# Commutitive law for vectors

1. Mar 6, 2008

### Shenlong08

I'm having trouble with a proof : u+v=v+u
using the definition of a vector space (excluding the commutitive axiom of course), thus I have the other 9 axioms to work with.

I'm not even sure if I'm using one of the axioms right; since I cannot say that u+v=v+u, I don't think that I should say that u+(-u)=(-u)+u=0...which is what I've been trying to use.

2. Mar 7, 2008

### mrandersdk

not sure what you are trying to do. Are you trying to prove the commutitive axiom from all the others?

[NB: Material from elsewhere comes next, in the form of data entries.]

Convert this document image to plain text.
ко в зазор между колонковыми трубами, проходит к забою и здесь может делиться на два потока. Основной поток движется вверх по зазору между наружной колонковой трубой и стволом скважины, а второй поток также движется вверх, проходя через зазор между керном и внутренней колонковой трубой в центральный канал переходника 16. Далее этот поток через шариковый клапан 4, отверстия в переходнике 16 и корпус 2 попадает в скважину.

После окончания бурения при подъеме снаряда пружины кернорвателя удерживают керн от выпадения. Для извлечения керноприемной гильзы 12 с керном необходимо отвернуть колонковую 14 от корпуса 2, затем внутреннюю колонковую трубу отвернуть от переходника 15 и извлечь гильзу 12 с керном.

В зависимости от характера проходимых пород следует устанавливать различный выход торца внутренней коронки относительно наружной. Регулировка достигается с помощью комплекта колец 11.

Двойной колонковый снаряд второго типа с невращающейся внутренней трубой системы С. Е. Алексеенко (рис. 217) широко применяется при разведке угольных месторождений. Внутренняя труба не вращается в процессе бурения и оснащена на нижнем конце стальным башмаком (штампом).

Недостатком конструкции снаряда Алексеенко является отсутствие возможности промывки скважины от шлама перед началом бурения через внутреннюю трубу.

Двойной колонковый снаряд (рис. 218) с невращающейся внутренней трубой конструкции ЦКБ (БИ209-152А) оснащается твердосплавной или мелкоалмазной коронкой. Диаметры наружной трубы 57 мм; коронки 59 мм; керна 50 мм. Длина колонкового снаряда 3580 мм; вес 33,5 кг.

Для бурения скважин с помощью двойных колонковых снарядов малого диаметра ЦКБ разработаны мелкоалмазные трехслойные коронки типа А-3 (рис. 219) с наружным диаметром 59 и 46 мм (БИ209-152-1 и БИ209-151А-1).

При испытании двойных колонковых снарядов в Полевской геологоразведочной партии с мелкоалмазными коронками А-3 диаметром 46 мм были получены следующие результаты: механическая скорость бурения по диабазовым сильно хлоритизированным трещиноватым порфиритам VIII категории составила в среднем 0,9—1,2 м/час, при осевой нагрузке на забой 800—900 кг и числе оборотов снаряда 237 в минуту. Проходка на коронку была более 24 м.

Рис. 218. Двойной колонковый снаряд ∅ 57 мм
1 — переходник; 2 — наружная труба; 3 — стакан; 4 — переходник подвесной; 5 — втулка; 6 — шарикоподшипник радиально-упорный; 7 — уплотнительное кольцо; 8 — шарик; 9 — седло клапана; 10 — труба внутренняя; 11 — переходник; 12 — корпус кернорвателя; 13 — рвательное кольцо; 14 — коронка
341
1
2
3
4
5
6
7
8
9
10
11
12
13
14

Because if you are don't, it is an axiom for a reason, that is it cannot not be proven from the others, if it could it would not be an axiom, it would be a theorem and the commutitive axiom would not be in the definition.

3. Mar 24, 2008

### vdgreat

let u={u1, u2....,un)
v={v1,v2....,vn)
then u+v= {u1+v1, u2+v2,....,un+vn} (vector addition)
or, u+v= {v1+v1, v2+u2,....,vn+un} (commutative property of addition on R)

4. Mar 25, 2008

### trambolin

Please, be careful about these, this is not a proof, this is exactly what mrandersdk has stated before. Note that, the two addition signs "+", (one for the addition $u+v$ and one for the additions $u_i+v_i$ that you used are different). We define the vector addition as such, it does not follow from the other axioms.

I can define the scalar addition as subtraction, then you don't have commutativity in that weird vector set (Since I destroyed the commutativity, it is not a vector space anymore, because commutativity is an axiom)

5. Mar 25, 2008

### HallsofIvy

This is assuming that the vector space is Rn which was not given.